Axiom weak_univalence : forall A (p q : { B : Type | Equiv A B }), p = q.

Require Import HoTT.Types.Universe.

Lemma isequiv_equiv_path : forall (A B : Type), IsEquiv (equiv_path A B).
Proof.
  intro A.
  apply isequiv_encode.
  apply weak_univalence.
Qed.

Print Assumptions isequiv_equiv_path.

Was this formulation of univalence previously known?

[vladimirias]

This is not very surprising. In general, given P: A -> A -> Type such that forall a : A , iscontr ( { a’ : A | P a a’ } ) you can show that forall a a’ , isweq ( P a a’ ) ( paths a a’ ).

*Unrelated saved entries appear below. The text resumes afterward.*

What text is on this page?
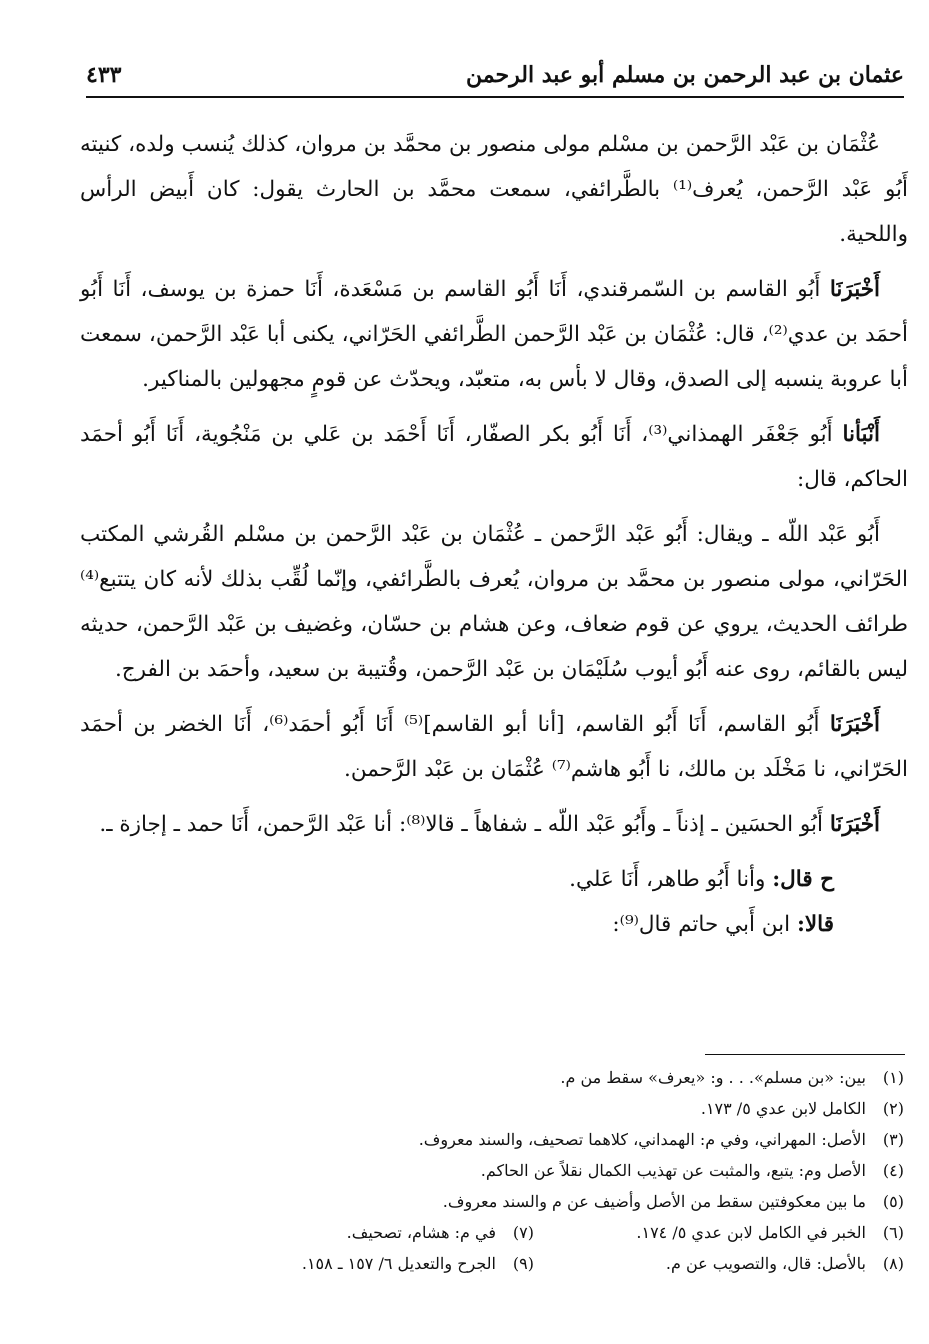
عثمان بن عبد الرحمن بن مسلم أبو عبد الرحمن
٤٣٣

عُثْمَان بن عَبْد الرَّحمن بن مسْلم مولى منصور بن محمَّد بن مروان، كذلك يُنسب ولده، كنيته أَبُو عَبْد الرَّحمن، يُعرف⁽¹⁾ بالطَّرائفي، سمعت محمَّد بن الحارث يقول: كان أَبيض الرأس واللحية.

أَخْبَرَنَا أَبُو القاسم بن السّمرقندي، أَنَا أَبُو القاسم بن مَسْعَدة، أَنَا حمزة بن يوسف، أَنَا أَبُو أحمَد بن عدي⁽²⁾، قال: عُثْمَان بن عَبْد الرَّحمن الطَّرائفي الحَرّاني، يكنى أبا عَبْد الرَّحمن، سمعت أبا عروبة ينسبه إلى الصدق، وقال لا بأس به، متعبّد، ويحدّث عن قومٍ مجهولين بالمناكير.

أَنْبَأنا أَبُو جَعْفَر الهمذاني⁽³⁾، أَنَا أَبُو بكر الصفّار، أَنَا أَحْمَد بن عَلي بن مَنْجُوية، أَنَا أَبُو أحمَد الحاكم، قال:

أَبُو عَبْد اللّه ـ ويقال: أَبُو عَبْد الرَّحمن ـ عُثْمَان بن عَبْد الرَّحمن بن مسْلم القُرشي المكتب الحَرّاني، مولى منصور بن محمَّد بن مروان، يُعرف بالطَّرائفي، وإنّما لُقِّب بذلك لأنه كان يتتبع⁽⁴⁾ طرائف الحديث، يروي عن قوم ضعاف، وعن هشام بن حسّان، وغضيف بن عَبْد الرَّحمن، حديثه ليس بالقائم، روى عنه أَبُو أيوب سُلَيْمَان بن عَبْد الرَّحمن، وقُتيبة بن سعيد، وأحمَد بن الفرج.

أَخْبَرَنَا أَبُو القاسم، أَنَا أَبُو القاسم، [أنا أبو القاسم]⁽⁵⁾ أَنَا أَبُو أحمَد⁽⁶⁾، أَنَا الخضر بن أحمَد الحَرّاني، نا مَخْلَد بن مالك، نا أَبُو هاشم⁽⁷⁾ عُثْمَان بن عَبْد الرَّحمن.

أَخْبَرَنَا أَبُو الحسَين ـ إذناً ـ وأَبُو عَبْد اللّه ـ شفاهاً ـ قالا⁽⁸⁾: أنا عَبْد الرَّحمن، أَنَا حمد ـ إجازة ـ.

ح قال: وأنا أَبُو طاهر، أَنَا عَلي.

قالا: ابن أَبي حاتم قال⁽⁹⁾:

(١)بين: «بن مسلم». . . و: «يعرف» سقط من م.
(٢)الكامل لابن عدي ٥/ ١٧٣.
(٣)الأصل: المهراني، وفي م: الهمداني، كلاهما تصحيف، والسند معروف.
(٤)الأصل وم: يتبع، والمثبت عن تهذيب الكمال نقلاً عن الحاكم.
(٥)ما بين معكوفتين سقط من الأصل وأضيف عن م والسند معروف.
(٦)الخبر في الكامل لابن عدي ٥/ ١٧٤.
(٧)في م: هشام، تصحيف.
(٨)بالأصل: قال، والتصويب عن م.
(٩)الجرح والتعديل ٦/ ١٥٧ ـ ١٥٨.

Here you apply it to A = Type and P X Y = X <~> Y . Then you assert forall X ( isaprop { Y | X <~>Y } ) but since { Y | X <~> Y } is inhabited by X <~> X this is equivalent to asserting iscontr ( { Y | X <~> Y} ).

Vladimir.

On May 14, 2015, at 8:28 PM, Jason Gross notifications@github.com wrote:

Note that this can be pushed a bit further, to show that the following axiom is enough to prove univalence:

Axiom weak_univalence : forall A (p q : { B : Type | A <~> B }), p = q. (or, equivalently,

Axiom weak_univalence' : forall A B (e : A <~> B), { p : A = B | p # equiv_idmap = e }. )

Here is the proof:

Section gen. Context {A : Type} (x : A) (code : A -> Type) (encode : forall y, x = y -> code y) (code_hprop : forall x y : { a : A | code a }, x = y).

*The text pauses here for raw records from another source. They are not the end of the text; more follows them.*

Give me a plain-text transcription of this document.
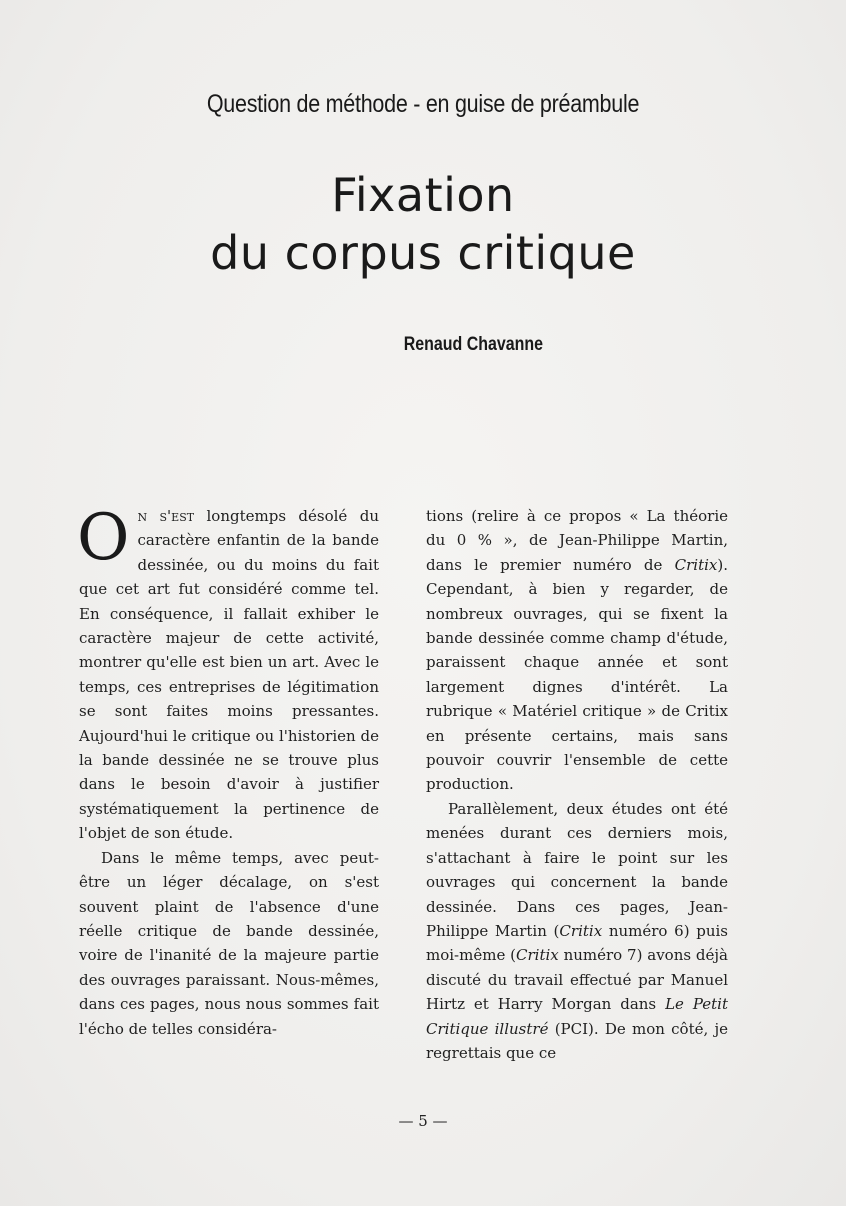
Question de méthode - en guise de préambule
Fixation
du corpus critique
Renaud Chavanne

On s'est longtemps désolé du caractère enfantin de la bande dessinée, ou du moins du fait que cet art fut considéré comme tel. En conséquence, il fallait exhiber le caractère majeur de cette activité, montrer qu'elle est bien un art. Avec le temps, ces entreprises de légitimation se sont faites moins pressantes. Aujourd'hui le critique ou l'historien de la bande dessinée ne se trouve plus dans le besoin d'avoir à justifier systématiquement la pertinence de l'objet de son étude.

Dans le même temps, avec peut-être un léger décalage, on s'est souvent plaint de l'absence d'une réelle critique de bande dessinée, voire de l'inanité de la majeure partie des ouvrages paraissant. Nous-mêmes, dans ces pages, nous nous sommes fait l'écho de telles considéra-

tions (relire à ce propos « La théorie du 0 % », de Jean-Philippe Martin, dans le premier numéro de Critix). Cependant, à bien y regarder, de nombreux ouvrages, qui se fixent la bande dessinée comme champ d'étude, paraissent chaque année et sont largement dignes d'intérêt. La rubrique « Matériel critique » de Critix en présente certains, mais sans pouvoir couvrir l'ensemble de cette production.

Parallèlement, deux études ont été menées durant ces derniers mois, s'attachant à faire le point sur les ouvrages qui concernent la bande dessinée. Dans ces pages, Jean-Philippe Martin (Critix numéro 6) puis moi-même (Critix numéro 7) avons déjà discuté du travail effectué par Manuel Hirtz et Harry Morgan dans Le Petit Critique illustré (PCI). De mon côté, je regrettais que ce

— 5 —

Definition decode' y (p : code y) : x = y := ap pr1 (code_hprop (x; encode x 1) (y; p)).

Definition decode y (H : code y) : x = y := (decode' x (encode x 1))^ @ (decode' y H).

Definition deencode y (H : x = y) : decode y (encode y H) = H. Proof. destruct H. unfold decode. edestruct decode'. reflexivity. Defined.

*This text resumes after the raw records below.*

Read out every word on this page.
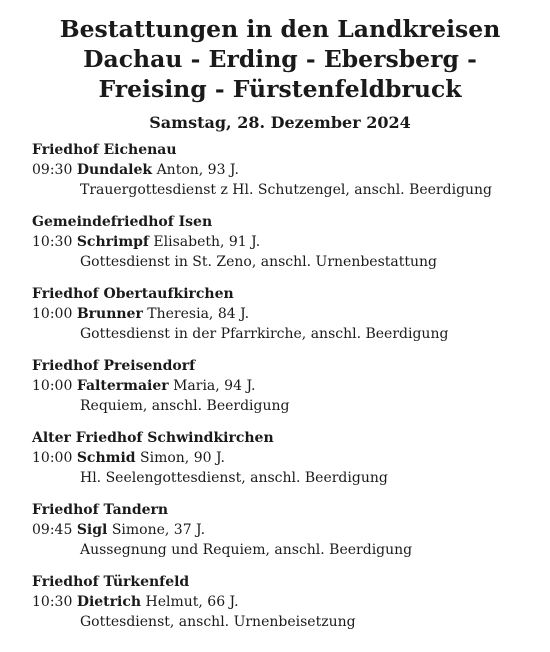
Bestattungen in den Landkreisen
Dachau - Erding - Ebersberg -
Freising - Fürstenfeldbruck
Samstag, 28. Dezember 2024
Friedhof Eichenau
09:30 Dundalek Anton, 93 J.
Trauergottesdienst z Hl. Schutzengel, anschl. Beerdigung
Gemeindefriedhof Isen
10:30 Schrimpf Elisabeth, 91 J.
Gottesdienst in St. Zeno, anschl. Urnenbestattung
Friedhof Obertaufkirchen
10:00 Brunner Theresia, 84 J.
Gottesdienst in der Pfarrkirche, anschl. Beerdigung
Friedhof Preisendorf
10:00 Faltermaier Maria, 94 J.
Requiem, anschl. Beerdigung
Alter Friedhof Schwindkirchen
10:00 Schmid Simon, 90 J.
Hl. Seelengottesdienst, anschl. Beerdigung
Friedhof Tandern
09:45 Sigl Simone, 37 J.
Aussegnung und Requiem, anschl. Beerdigung
Friedhof Türkenfeld
10:30 Dietrich Helmut, 66 J.
Gottesdienst, anschl. Urnenbeisetzung
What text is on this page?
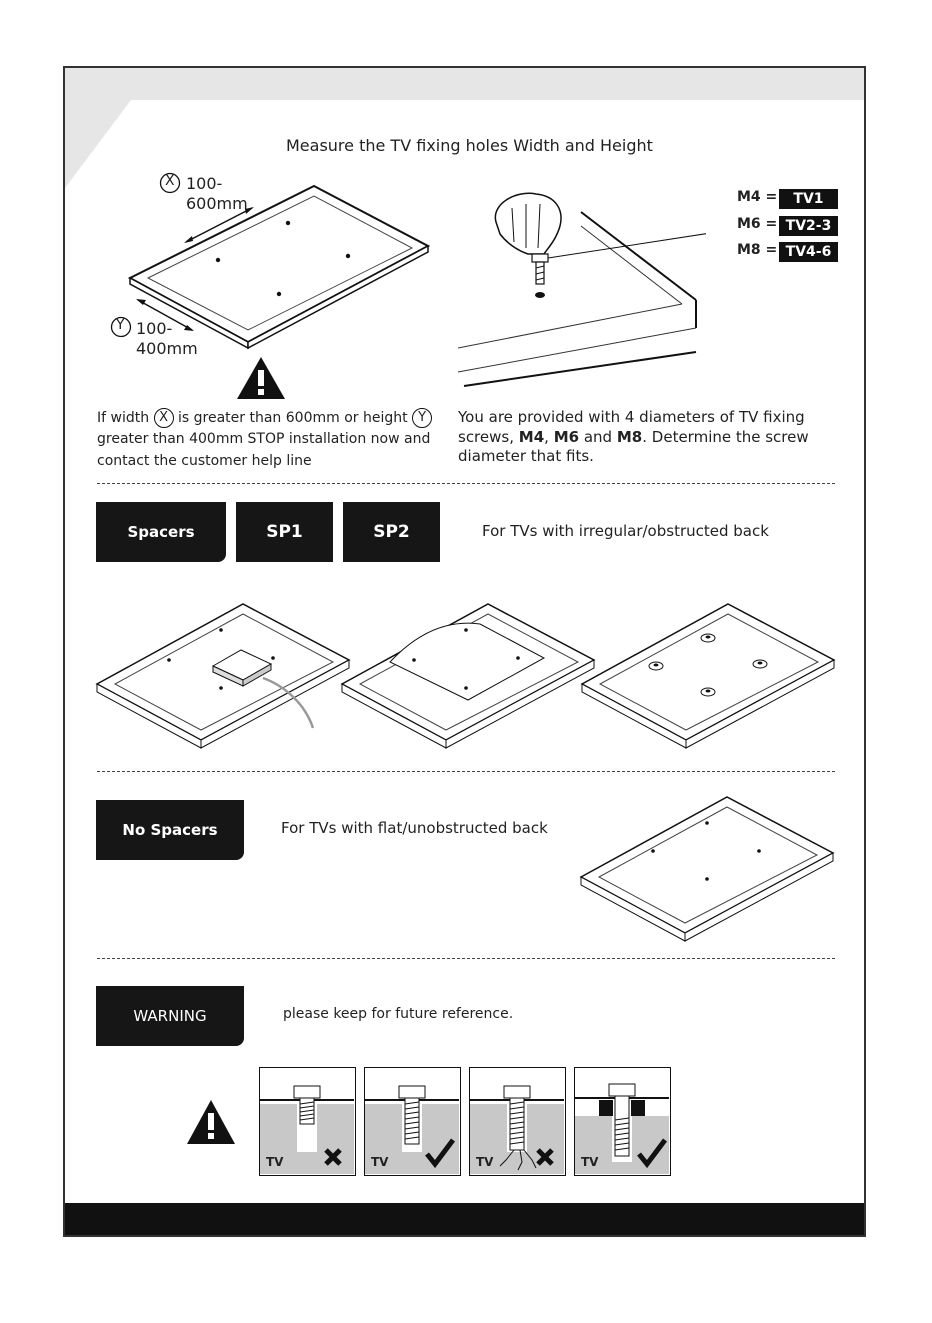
Measure the TV fixing holes Width and Height
X 100-
600mm
Y 100-
400mm
If width X is greater than 600mm or height Y
greater than 400mm STOP installation now and
contact the customer help line
M4 =	TV1
M6 = TV2-3
M8 = TV4-6
You are provided with 4 diameters of TV fixing
screws, M4, M6 and M8. Determine the screw
diameter that fits.
Spacers	SP1	SP2	For TVs with irregular/obstructed back
No Spacers	For TVs with flat/unobstructed back
WARNING	please keep for future reference.
TV	TV	TV	TV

Lemma isequiv_encode y : IsEquiv (encode y). Proof. refine (isequivadjointify _). { exact (@decode y). } { intro H. unfold decode. set (yH := (y; H)). change H with yH.2. change y with yH.1. clearbody yH; clear y H. destruct (code_hprop (x; encode x 1) yH); simpl. abstract (rewrite concat_Vp; reflexivity). } { intro p. apply deencode. } Defined. End gen.

Axiom weak_univalence : forall A (p q : { B : Type | Equiv A B }), p = q.

Require Import HoTT.Types.Universe.

Lemma isequiv_equiv_path : forall (A B : Type), IsEquiv (equiv_path A B). Proof. intro A. apply isequiv_encode. apply weak_univalence. Qed.

Print Assumptions isequiv_equiv_path. Was this formulation of univalence previously known?

— Reply to this email directly or view it on GitHub https://github.com/HoTT/HoTT/issues/757#issuecomment-102128029.

[mikeshulman]

I think we noticed this on the list a while ago, but I don't have time to track down the reference right now.

[awodey]

it was a comment by Martin Escardo.

On May 14, 2015, at 3:56 PM, Mike Shulman notifications@github.com wrote:

I think we noticed this on the list a while ago, but I don't have time to track down the reference right now.

— Reply to this email directly or view it on GitHub https://github.com/HoTT/HoTT/issues/757#issuecomment-102150317.

[mikeshulman]

The thread I was thinking of was this one, where I said, as part of a proof that large elims imply univalence:

Thus, Equiv(A,B) is a retract of Id_U(A,B). But then Sum(B:U) Equiv(A,B) is also a retract of Sum(B:U) Id_U(A,B), and the latter is contractible, hence so is the former; so by Martin's observation last week, U is univalent.

Roughly the same thing was discussed here, here, and here.

[andrejbauer]

Did we change notation in the HoTT library, or should those { ... | ... } be { ... & ... }?

[Alizter]

@andrejbauer AFAIK both currently work.